CH3COONa(aq)+HCl(aq) ----> CH3COOH(aq) + NaCl(aq)

   1equiv HCl = 1 equiv

no of equivalents of HCl must add = 0.063 equiv

   volume of lab reagent HCl = n/M = 0.063/11.6   ( lab reagent HCl = 11.6 M)

                                   = 5.43 ml
  
no of equivalents of CH3COONa = 0.1-0.063 = 0.037 equiv

as some ch3coona converts into acetic acid.we must take 0.1 equiv of salt

    amount of CH3COONa must take = 0.1*82 = 8.2 g

so that,

take 8.2 grams of CH3COONa , and add 5.43 ml of lab reagent HCl and diluted in limited water and finally add water up to 1 L.

path 2)

pH = pka + loga(base(or)salt/acid)

    4.5 = 4.76+log(x)

   x = base/acid = 0.549

total no of equivalents of buffer = 0.1*1 = 0.1 equiv

buffer = acid+base

from ratio, base = 0.549 acid

   if acid = x equiv

buffer = 0.59*x+x = 0.1

x = no of equivalents of acid(CH3COOH) present in buffer = 0.063 equiv

no of equivalents of NaOH = 0.1-0.063 = 0.037 equiv

amount of NaOH must take = 0.037*40 = 1.48 g

CH3COOH(aq)+NaOH(aq) ----> CH3COONa(aq) + H2O(aq)
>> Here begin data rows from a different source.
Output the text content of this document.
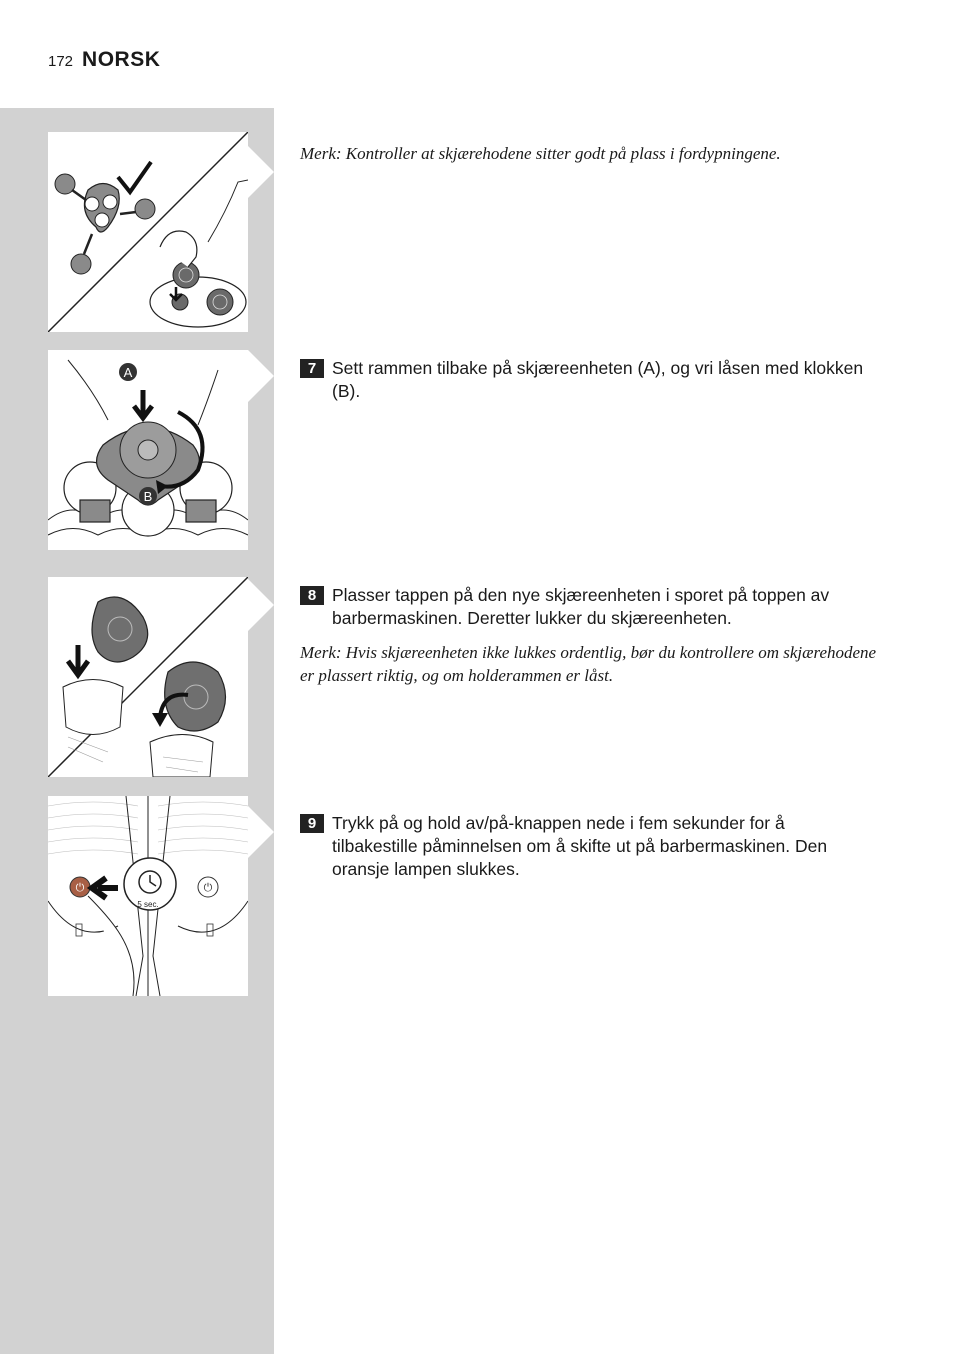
172 NORSK
A
B
⏻	⏻
5 sec.
Merk: Kontroller at skjærehodene sitter godt på plass i fordypningene.
7 Sett rammen tilbake på skjæreenheten (A), og vri låsen med klokken (B).
8 Plasser tappen på den nye skjæreenheten i sporet på toppen av barbermaskinen. Deretter lukker du skjæreenheten.
Merk: Hvis skjæreenheten ikke lukkes ordentlig, bør du kontrollere om skjærehodene er plassert riktig, og om holderammen er låst.
9 Trykk på og hold av/på-knappen nede i fem sekunder for å tilbakestille påminnelsen om å skifte ut på barbermaskinen. Den oransje lampen slukkes.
   1equiv NaOH = 1 equiv CH3COONa

as some ch3cooH converts into CH3COONa.we must take 0.1 equiv of ch3cooh.

no of equivalents of cH3COOH must take initially = 0.063+0.037 = 0.1 equiv

    amount of CH3COOH must take = 0.1*60 = 6 g
  
       so that,

take 6 grams of CH3COOH , and add 1.48 g of NaOH and disolved in limited water and finally add water up to 1 L.